There could well be positive effects of the type you mention (although endogenous growth theory has a worse empirical record than the Solow-Swan model I referenced). However, they tend to go to the level of GDP, not the per-capita level.

Population vs GDP/capita isn’t important for growth theory but, interestingly, it is significantly negative in OECD countries anyway ;)

http://micpohling.wordpress.com/2007/08/18/oecd-population-vs-gdp-gini/

[...] economists growth bias 19 02 2008 Reading the titles of the last two posts (the birth rate vs the growth rate and growth forecasts and government) I realised that neither Rauparaha or myself defined what [...]

Am I? Population would seem to be somewhat dependent on fertility. I was just making the assumption that countries with high populations probably had high population growth rates in the past.

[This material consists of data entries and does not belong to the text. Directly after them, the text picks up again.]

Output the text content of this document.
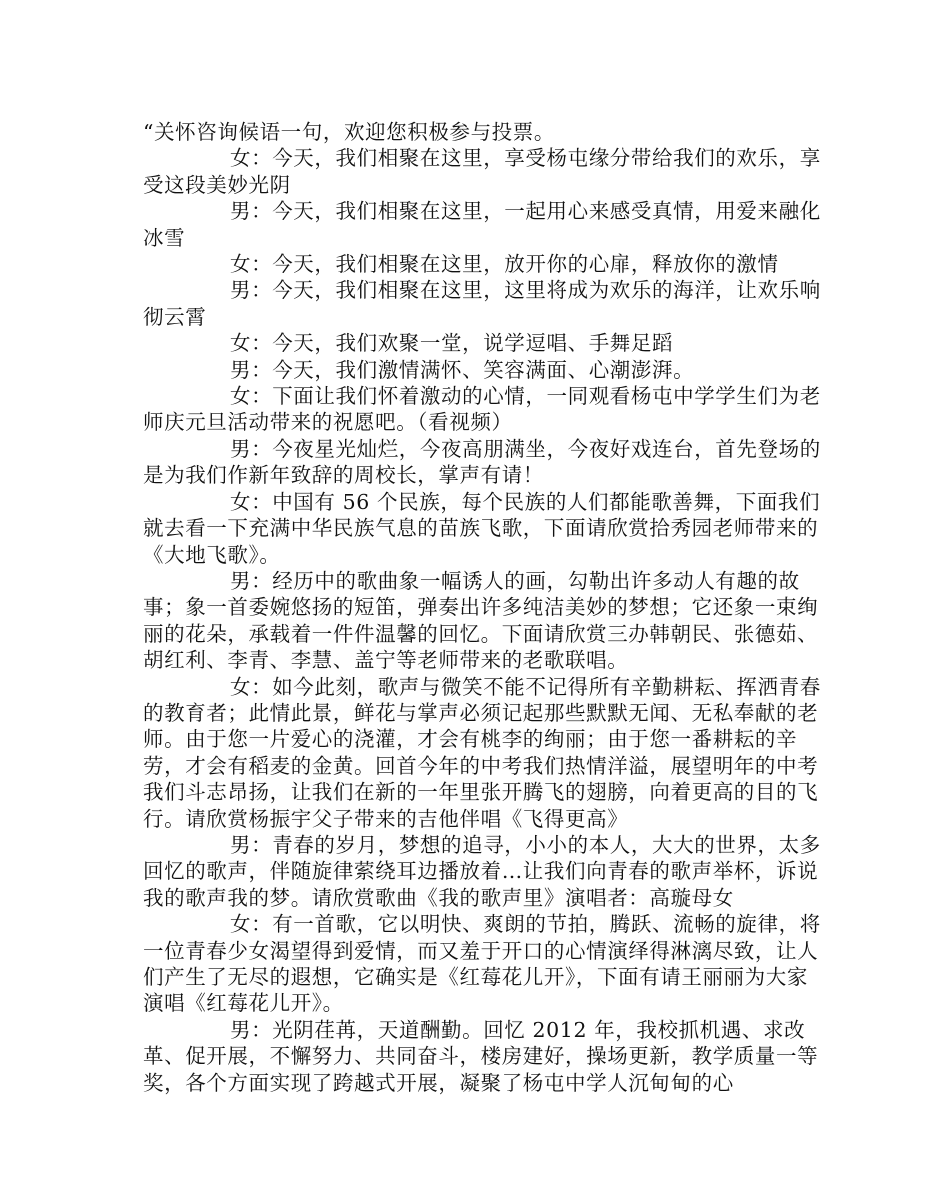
“关怀咨询候语一句，欢迎您积极参与投票。

女：今天，我们相聚在这里，享受杨屯缘分带给我们的欢乐，享受这段美妙光阴

男：今天，我们相聚在这里，一起用心来感受真情，用爱来融化冰雪

女：今天，我们相聚在这里，放开你的心扉，释放你的激情

男：今天，我们相聚在这里，这里将成为欢乐的海洋，让欢乐响彻云霄

女：今天，我们欢聚一堂，说学逗唱、手舞足蹈

男：今天，我们激情满怀、笑容满面、心潮澎湃。

女：下面让我们怀着激动的心情，一同观看杨屯中学学生们为老师庆元旦活动带来的祝愿吧。（看视频）

男：今夜星光灿烂，今夜高朋满坐，今夜好戏连台，首先登场的是为我们作新年致辞的周校长，掌声有请！

女：中国有 56 个民族，每个民族的人们都能歌善舞，下面我们就去看一下充满中华民族气息的苗族飞歌，下面请欣赏拾秀园老师带来的《大地飞歌》。

男：经历中的歌曲象一幅诱人的画，勾勒出许多动人有趣的故事；象一首委婉悠扬的短笛，弹奏出许多纯洁美妙的梦想；它还象一束绚丽的花朵，承载着一件件温馨的回忆。下面请欣赏三办韩朝民、张德茹、胡红利、李青、李慧、盖宁等老师带来的老歌联唱。

女：如今此刻，歌声与微笑不能不记得所有辛勤耕耘、挥洒青春的教育者；此情此景，鲜花与掌声必须记起那些默默无闻、无私奉献的老师。由于您一片爱心的浇灌，才会有桃李的绚丽；由于您一番耕耘的辛劳，才会有稻麦的金黄。回首今年的中考我们热情洋溢，展望明年的中考我们斗志昂扬，让我们在新的一年里张开腾飞的翅膀，向着更高的目的飞行。请欣赏杨振宇父子带来的吉他伴唱《飞得更高》

男：青春的岁月，梦想的追寻，小小的本人，大大的世界，太多回忆的歌声，伴随旋律萦绕耳边播放着…让我们向青春的歌声举杯，诉说我的歌声我的梦。请欣赏歌曲《我的歌声里》演唱者：高璇母女

女：有一首歌，它以明快、爽朗的节拍，腾跃、流畅的旋律，将一位青春少女渴望得到爱情，而又羞于开口的心情演绎得淋漓尽致，让人们产生了无尽的遐想，它确实是《红莓花儿开》，下面有请王丽丽为大家演唱《红莓花儿开》。

男：光阴荏苒，天道酬勤。回忆 2012 年，我校抓机遇、求改革、促开展，不懈努力、共同奋斗，楼房建好，操场更新，教学质量一等奖，各个方面实现了跨越式开展，凝聚了杨屯中学人沉甸甸的心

Plus the lack of relationship between population and gdp/capita is a concern when we know that a lot of factors (land, resources) are more or less fixed.

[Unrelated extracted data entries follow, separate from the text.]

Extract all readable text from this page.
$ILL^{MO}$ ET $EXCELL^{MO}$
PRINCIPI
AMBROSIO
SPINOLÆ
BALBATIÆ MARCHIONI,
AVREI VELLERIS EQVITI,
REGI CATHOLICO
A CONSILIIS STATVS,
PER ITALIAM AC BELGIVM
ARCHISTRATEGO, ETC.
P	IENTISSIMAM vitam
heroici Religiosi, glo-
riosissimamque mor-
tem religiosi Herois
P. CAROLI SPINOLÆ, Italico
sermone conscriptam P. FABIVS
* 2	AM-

Can we just say that growth theory is basically an abysmal failure empirically, and we don’t really have any results at all that one would stake one’s life on? :-) I’d still be more optimistic about a country with a growing population than a shrinking one.

I realize you have just given me the first google hit you found, but I wouldn’t say “significantly negative” when the regression cited isn’t actually statistically significant until the decision is made that the USA is an outlier and Luxembourg isn’t. If threw out Luxembourg and whatever the poorest country in the OECD is (?) you’d get a pretty flat line.

Checking the correlation you cited between fertility and gdp/capita, again I don’t know if I see much a relationship with incomes over 15k, and we’re still got the problem of causality to deal with.

I think the Malthusian argument alone probably explains most of the relationship we see in the total sample.

Well, arguing over statistics isn’t really my thing: they look negative to me, but I’m no econometrician so your analysis is probably far more robust than my eyeballing :)

I certainly wouldn’t call growth economics an empirical failure though. I think that the conditional convergence result of Mankiw, Romer and Weil is fairly convincing. It provides substantial evidence that the long-run predictions of exogenous growth theory are more than just fluff. Endogenous growth theory isn’t there yet, but it’s still a fairly young field and there are some very smart people working on it, so I wouldn’t want to give up on it.

I don’t know the topic well enough to comment, but read this just the other day (about Mankiw):

And his most famous paper, “A Contribution to the Empirics of Economic Growth” of 1992, with David Romer, of the University of California at Berkeley, and David Weil, of Brown University, is generally considered to have failed in its defense of the “augmented Solow model,” meaning one in which human capital as well as capital and labor are sufficient to explain variations in growth.

The source had links.

Hmmm, I can’t claim a great familiarity with the field but, as I remember, MRW show that the conditional convergence prediction of the augmented Solow model holds. I don’t recall them suggesting that the Solow model explains long run growth. It’s an exogenous growth model so that would be a bizarre conclusion, to say the least. I only had time to read the abstracts, but Bernanke’s paper doesn’t seem to necessarily conflict with MRW. If it says that you need endogenous growth models to explain long run growth then it would seem to address a different topic from MRW.

Temple’s paper seems to have more direct conflict, but it’s hard to tell from the abstract which doesn’t say much about exactly what he did. It would be surprising if the Solow model were the last word in growth, since it doesn’t actually explain long run growth. However, that doesn’t mean that its prediction of conditional convergence is incorrect and MRW is wrong. I was under the impression that the inability of a number of endogenous growth models to replicate the conditional convergence prediction was a stumbling block for many of them. Is that vaguely true?